The equivalent of 300 million jobs could be replaced by artificial intelligence (AI), according to a report released last week by investment bank, Goldman Sachs.
Amazon Fresh is a new type of grocery store that is using ‘AI’ to replace the checkout, meaning the customer just takes what they want from the store and then walks out – no-checkout required.
This system, also known as ‘Just Walk Out technology’, uses a series of in-store cameras and sensors alongside artificial intelligence, to process what you have taken off the shelves, which it will then charge to your linked Amazon card.
There are currently 19 of these checkout-free stores in the UK, with the first opening in Ealing in West London back in 2021.
But this new type of technology has not come without criticism, sparking fears amongst many that if other retailers follow suit it could destroy jobs and even day to day social interaction.
The President of America’s largest retail union has already spoken out against these new stores, describing them as “a direct threat to 16 million American retail jobs… [and is] part of a ruthless strategy to eliminate as many good jobs as possible.” But others disagree.
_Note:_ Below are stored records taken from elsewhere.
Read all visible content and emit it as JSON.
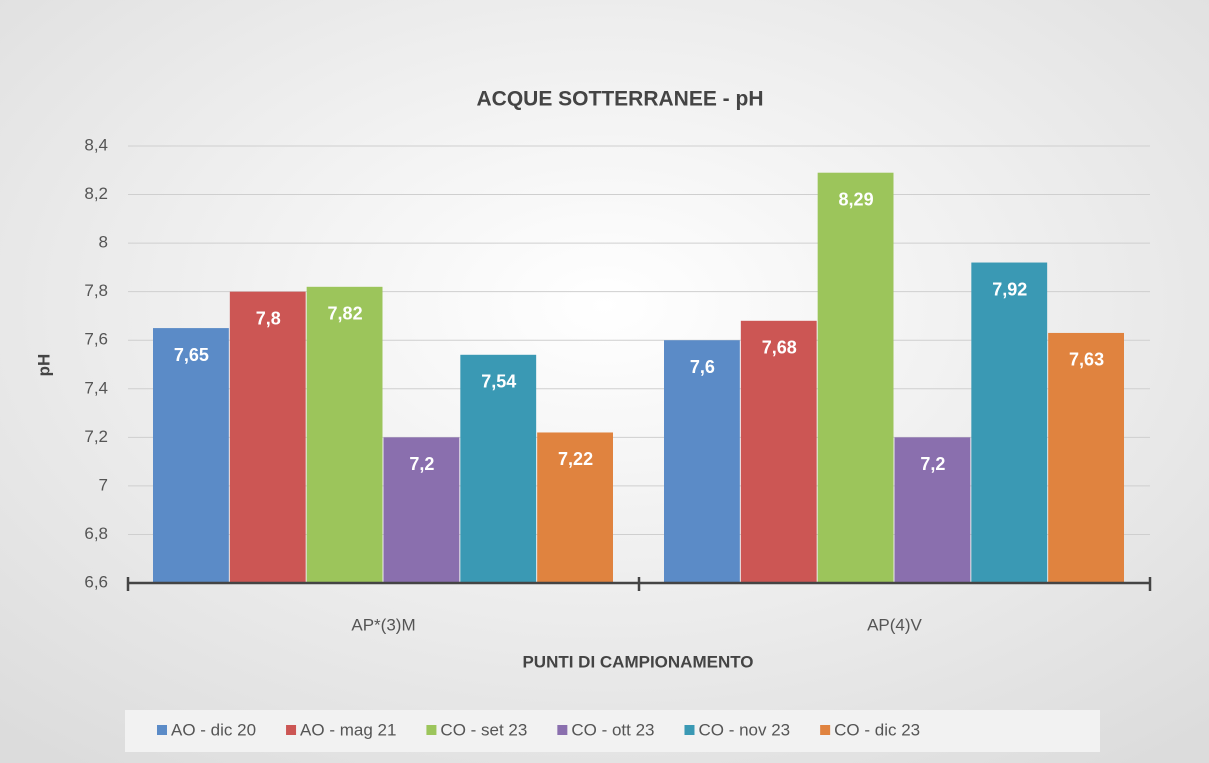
{
  "chart_data": {
    "type": "bar",
    "title": "ACQUE SOTTERRANEE - pH",
    "x_label": "PUNTI DI CAMPIONAMENTO",
    "y_label": "pH",
    "categories": [
      "AP*(3)M",
      "AP(4)V"
    ],
    "series": [
      {
        "name": "AO - dic 20",
        "color": "#5b8bc7",
        "values": [
          7.65,
          7.6
        ],
        "value_labels": [
          "7,65",
          "7,6"
        ]
      },
      {
        "name": "AO - mag 21",
        "color": "#cc5654",
        "values": [
          7.8,
          7.68
        ],
        "value_labels": [
          "7,8",
          "7,68"
        ]
      },
      {
        "name": "CO - set 23",
        "color": "#9cc55b",
        "values": [
          7.82,
          8.29
        ],
        "value_labels": [
          "7,82",
          "8,29"
        ]
      },
      {
        "name": "CO - ott 23",
        "color": "#8a6fae",
        "values": [
          7.2,
          7.2
        ],
        "value_labels": [
          "7,2",
          "7,2"
        ]
      },
      {
        "name": "CO - nov 23",
        "color": "#3a99b4",
        "values": [
          7.54,
          7.92
        ],
        "value_labels": [
          "7,54",
          "7,92"
        ]
      },
      {
        "name": "CO - dic 23",
        "color": "#e0833f",
        "values": [
          7.22,
          7.63
        ],
        "value_labels": [
          "7,22",
          "7,63"
        ]
      }
    ],
    "ylim": [
      6.6,
      8.4
    ],
    "yticks": [
      {
        "value": 6.6,
        "label": "6,6"
      },
      {
        "value": 6.8,
        "label": "6,8"
      },
      7,
      {
        "value": 7.2,
        "label": "7,2"
      },
      {
        "value": 7.4,
        "label": "7,4"
      },
      {
        "value": 7.6,
        "label": "7,6"
      },
      {
        "value": 7.8,
        "label": "7,8"
      },
      8,
      {
        "value": 8.2,
        "label": "8,2"
      },
      {
        "value": 8.4,
        "label": "8,4"
      }
    ],
    "grid": true,
    "legend": "bottom"
  }
}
Could checkout-free stores be good for the job market?
Timothy B. Lee, former reporter for the Washington Post, has written extensively about these new types of stores on his blog, ‘Full Stack Economics’. He believes these stores could actually be good for the job market.
‘If you go back to even the 1960’s, there are reports about how automation was going to destroy jobs and we were going to have this problem of mass unemployment, this is something people have been speaking about for decades.”
He continued, “But people are useful… so if you invent a technology that lets you run a grocery store with fewer human labourers, then people that are no longer working at the grocery store can do something else.”
“The economy is becoming increasingly service orientated, so we have a lot of need for nurses, for people to help take care of the elderly, people are traveling more so you need more people to run resorts and stuff like that.”
“People’s desire for goods and services is unlimited, and labour is scarce, and so if you can free up labour, you can produce more stuff and have a higher standard of living”.
He said, “one of the things that reducing labour requirements for something like a grocery store can do is it can make the store more cheap to run which means you can have more stores.”
Mr Lee also didn’t believe that these new types of stores would have a negative impact on the social interaction aspect of grocery shopping.
“I don’t necessarily think that the invention of automated checkouts will mean there’s nobody running a grocery store.”
“Grocery stores increasingly have prepared foods; they have counters for bakery or meat or categories of food where it’s labour intensive and so part of what I think you will see… is the role of people shift, so rather than just do the mechanical job of checking people out… they will be focused on doing custom orders for people – helping people find things.”
He continued, “so I think probably the average number of workers per store might go down but there’s still going to be workers in stores if you want someone to talk to.”
Other grocers are following in Amazon’s footsteps with companies including Tesco, Sainsbury’s and Aldi all having opened checkout-free stores.